The French group, which makes Maybelline mascara and Kiehl’s skincare, posted like-for-like sales up 3.5%, though they were inflated 2 percentage points by advance shipments to China ahead of a change in IT systems.
Growth of 1.5% still beat a Visible Alpha consensus of 1.1% cited by analysts at Jefferies.
“This is a decent update in the context of anxieties,” the analysts said in a note, pointing to concerns after luxury group LVMH reported slower growth at its beauty retailer Sephora in the quarter.
L’Oreal’s U.S.-listed shares gained 6% in New York trading, while shares in U.S. rival Estee Lauder were up 3.4%.
L’Oreal has outperformed the global cosmetics market in recent years with products that span mass-market makeup to high-end perfume and doctor-recommended lotions.
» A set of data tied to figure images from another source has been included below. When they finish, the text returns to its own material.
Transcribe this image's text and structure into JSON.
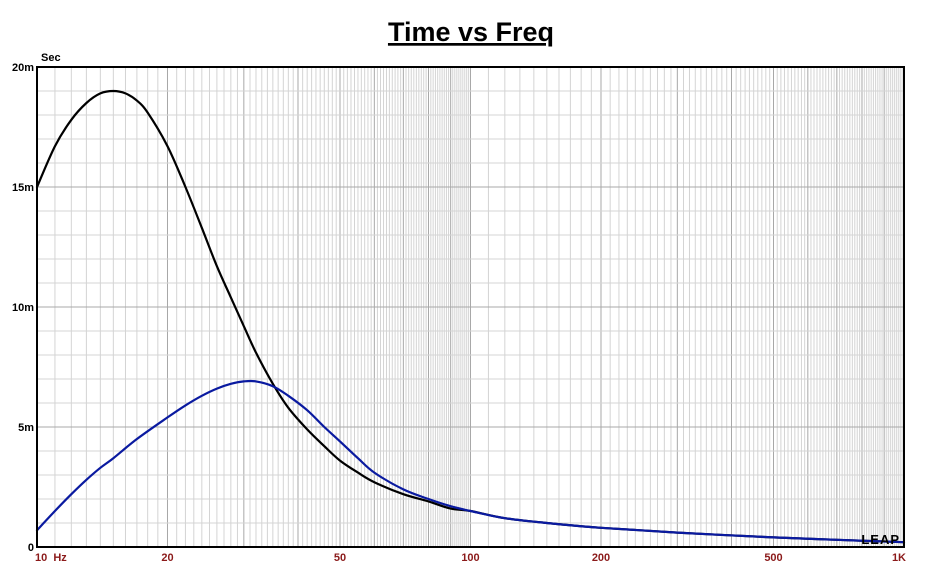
{
  "chart_data": {
    "type": "line",
    "title": "Time vs Freq",
    "y_unit": "Sec",
    "x_scale": "log",
    "xlim": [
      10,
      1000
    ],
    "ylim": [
      0,
      0.02
    ],
    "x_ticks": [
      {
        "value": 10,
        "label": "10  Hz"
      },
      {
        "value": 20,
        "label": "20"
      },
      {
        "value": 50,
        "label": "50"
      },
      {
        "value": 100,
        "label": "100"
      },
      {
        "value": 200,
        "label": "200"
      },
      {
        "value": 500,
        "label": "500"
      },
      {
        "value": 1000,
        "label": "1K"
      }
    ],
    "y_ticks": [
      {
        "value": 0,
        "label": "0"
      },
      {
        "value": 0.005,
        "label": "5m"
      },
      {
        "value": 0.01,
        "label": "10m"
      },
      {
        "value": 0.015,
        "label": "15m"
      },
      {
        "value": 0.02,
        "label": "20m"
      }
    ],
    "grid": true,
    "series": [
      {
        "color": "#000000",
        "x": [
          10,
          11,
          12,
          13,
          14,
          15,
          16,
          17,
          18,
          20,
          22,
          24,
          26,
          28,
          30,
          32,
          35,
          38,
          42,
          46,
          50,
          55,
          60,
          70,
          80,
          90,
          100,
          120,
          150,
          200,
          300,
          500,
          700,
          1000
        ],
        "y": [
          0.015,
          0.0167,
          0.0178,
          0.0185,
          0.0189,
          0.019,
          0.0189,
          0.0186,
          0.0181,
          0.0167,
          0.015,
          0.0133,
          0.0117,
          0.0104,
          0.0092,
          0.0081,
          0.0068,
          0.0058,
          0.0049,
          0.0042,
          0.0036,
          0.0031,
          0.0027,
          0.0022,
          0.0019,
          0.0016,
          0.0015,
          0.0012,
          0.001,
          0.0008,
          0.0006,
          0.0004,
          0.0003,
          0.0002
        ]
      },
      {
        "color": "#0a1aa0",
        "x": [
          10,
          11,
          12,
          13,
          14,
          15,
          17,
          20,
          22,
          24,
          26,
          28,
          30,
          32,
          35,
          38,
          42,
          46,
          50,
          55,
          60,
          70,
          80,
          90,
          100,
          120,
          150,
          200,
          300,
          500,
          700,
          1000
        ],
        "y": [
          0.0007,
          0.0015,
          0.0022,
          0.0028,
          0.0033,
          0.0037,
          0.0045,
          0.0054,
          0.0059,
          0.0063,
          0.0066,
          0.0068,
          0.0069,
          0.0069,
          0.0067,
          0.0063,
          0.0057,
          0.005,
          0.0044,
          0.0037,
          0.0031,
          0.0024,
          0.002,
          0.0017,
          0.0015,
          0.0012,
          0.001,
          0.0008,
          0.0006,
          0.0004,
          0.0003,
          0.0002
        ]
      }
    ],
    "watermark": "LEAP"
  }
}
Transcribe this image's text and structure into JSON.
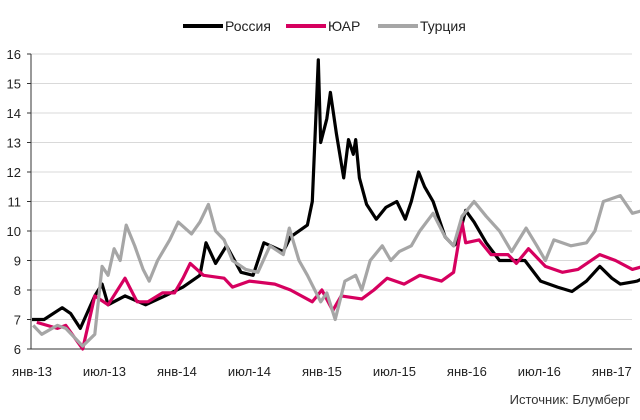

But after weathering a protracted slowdown in number two beauty market China in recent years, it is facing weakening consumption in the largest U.S. market too, one it had targetted for growth this year.
“The market did not exactly start as we were hoping,” CEO Nicolas Hieronimus told analysts on a call, though added it was too early to adjust his forecast of 4 to 4.5% global market growth.
L’Oreal’s North America sales fell 3.8% in the quarter, compared with growth of 1.4% in the prior three months, dragged down by sluggish makeup demand.
With growing unease over escalating trade tensions, U.S. consumer sentiment deteriorated sharply in April, which typically hurts spending in any category, said Hieronimus.
L’Oreal, which imports 30% of its product in the U.S. from Europe and elsewhere, will also need to raise prices to mitigate the impact of President Donald Trump’s tariffs, though the company has built up some stocks, delaying any impact until the second half, said the CEO.
He also flagged “slightly better than expected” performance in China, which was “flattish” compared with negative at the end of last year.
All other regions grew, with Europe, accounting for a third of revenues, the largest contributor to sales that reached 11.7 billion euros ($13.30 billion) for the three months to the end of March.